Antics begins by lighting a slow-burning fuse titled Next Exit. A somber, hypnotic opener introducing the listener, reluctantly, to the forthcoming tale of social turbulence. Vocalist Paul Banks remarks, "You've been building up steam, ignited by this fight, so do this thing with me instead of tying on a tight one tonight", calling for bravery in the face of a discouraging, drug-infused descent. The fuse then greets the explosive with second track, Evil. The track is powered by Dengler's intoxicating bassline that cradles the song throughout its duration. The jovial tinge of the track is diversified by Banks' lyrics that conjure the personas of infamous British serial killers Fred and Rosemary West. Spoken from the perspective of the former, Banks chants, "Rosemary, heaven restores you in life, you're coming with me, through the aging, the fearing, the strife." Fourth track, Take You on a Cruise, serves as the centerpiece, fading in slowly like a ship through a dense fog bank. Banks himself has described this as a slight departure from the pathos of the album. He claims, "It has a different tone to the rest of the record for that reason. It’s a tacky seduction story: this guy who may be worldly and well-educated but he’s trying to get laid with a cocktail waitress." The coalescence of the rhythm section in the second half of the track is as majestic as the maritime imagery Banks' poetry frames. This conglomerate plays wonderfully aside Banks chanting, "White Goddess, red Goddess, black Temptress of the sea, you treat me right," calling upon Greek mythology. The finale serves as one of the band's most overlooked cuts. A Time to Be So Small has sonic textures that fashion an appropriate ending for the album with Banks' baritone bathed in reverb as the track floats away. Fogarino's drum hits here have such a fascinating sense of weight that they can be felt within your chest cavity. The song itself is said to be written from the point of view of a crustacean watching a family squabble between a father and son. Go figure. However, aquatic anomaly aside, the lyrics convey a more sinister coloring. The LP ends with Banks proclaiming, "When the cadaverous mob saves its doors for the dead men, you cannot leave," sharpening the threat of death at sea.

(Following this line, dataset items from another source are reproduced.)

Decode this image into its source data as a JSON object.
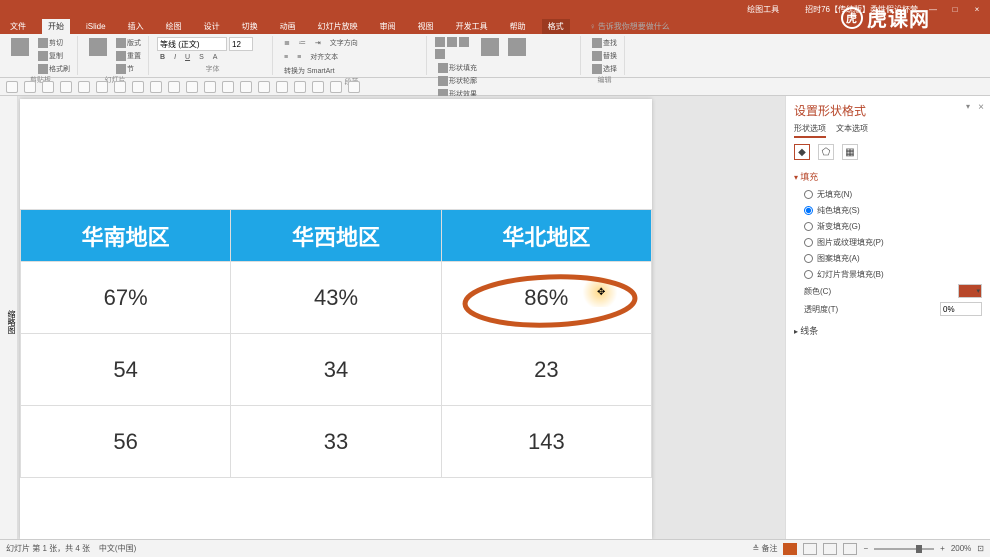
{
  "titlebar": {
    "context": "绘图工具",
    "filename": "招时76【传统版】柔性假设杯营",
    "active_context_tab": "格式",
    "win_min": "—",
    "win_max": "□",
    "win_close": "×"
  },
  "tabs": [
    "文件",
    "开始",
    "iSlide",
    "插入",
    "绘图",
    "设计",
    "切换",
    "动画",
    "幻灯片放映",
    "审阅",
    "视图",
    "开发工具",
    "帮助",
    "格式"
  ],
  "active_tab": "开始",
  "search_placeholder": "告诉我你想要做什么",
  "ribbon": {
    "clipboard": {
      "label": "剪贴板",
      "paste": "粘贴",
      "cut": "剪切",
      "copy": "复制",
      "format_painter": "格式刷"
    },
    "slides": {
      "label": "幻灯片",
      "new": "新建幻灯片",
      "layout": "版式",
      "reset": "重置",
      "section": "节"
    },
    "font": {
      "label": "字体",
      "family": "等线 (正文)",
      "size": "12"
    },
    "paragraph": {
      "label": "段落",
      "text_direction": "文字方向",
      "align_text": "对齐文本",
      "smartart": "转换为 SmartArt"
    },
    "drawing": {
      "label": "绘图",
      "arrange": "排列",
      "quick_styles": "快速样式",
      "shape_fill": "形状填充",
      "shape_outline": "形状轮廓",
      "shape_effects": "形状效果"
    },
    "editing": {
      "label": "编辑",
      "find": "查找",
      "replace": "替换",
      "select": "选择"
    }
  },
  "chart_data": {
    "type": "table",
    "columns": [
      "华南地区",
      "华西地区",
      "华北地区"
    ],
    "rows": [
      [
        "67%",
        "43%",
        "86%"
      ],
      [
        "54",
        "34",
        "23"
      ],
      [
        "56",
        "33",
        "143"
      ]
    ]
  },
  "pane": {
    "title": "设置形状格式",
    "tab_shape": "形状选项",
    "tab_text": "文本选项",
    "section_fill": "填充",
    "fill_options": {
      "none": "无填充(N)",
      "solid": "纯色填充(S)",
      "gradient": "渐变填充(G)",
      "picture": "图片或纹理填充(P)",
      "pattern": "图案填充(A)",
      "slide_bg": "幻灯片背景填充(B)"
    },
    "color_label": "颜色(C)",
    "transparency_label": "透明度(T)",
    "transparency_value": "0%",
    "section_line": "线条"
  },
  "statusbar": {
    "slide_info": "幻灯片 第 1 张，共 4 张",
    "lang": "中文(中国)",
    "notes": "备注",
    "zoom": "200%"
  },
  "watermark": "虎课网"
}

Unfortunately for the immensely gifted ensemble, Antics would serve as the band's final full-length classic. Here, the synthesis of emotional tonnage into harmonious elixir is strikingly effortless. Interpol would go on to produce four more above-average, but never legendary albums. As conversed earlier, a portion of it spawned from the crater left by their skillful bass player, but this came long after they'd pumped out their fourth outing. Others would potentially point out that the fracture left behind from the infighting did more damage to the psyche of the band rather than the group's sonic capabilities. Whatever it was, Interpol would never reach these heights again but with that said, not many artists have. A very small sector of the music-making landscape could brandish not one, but two classics to start a recording career. Interpol swam in the deepest of waters with the most fearsome of fauna and emerged remarkably relevant and intact. They've climbed back into their luxury liner with two first-class albums shoveling coal into their furnaces. Interpol has earned the right to go at their own pace now and anything they serve us in the future is a much obliged bonus. The timid, sharply dressed boys from the big city have nothing more to prove.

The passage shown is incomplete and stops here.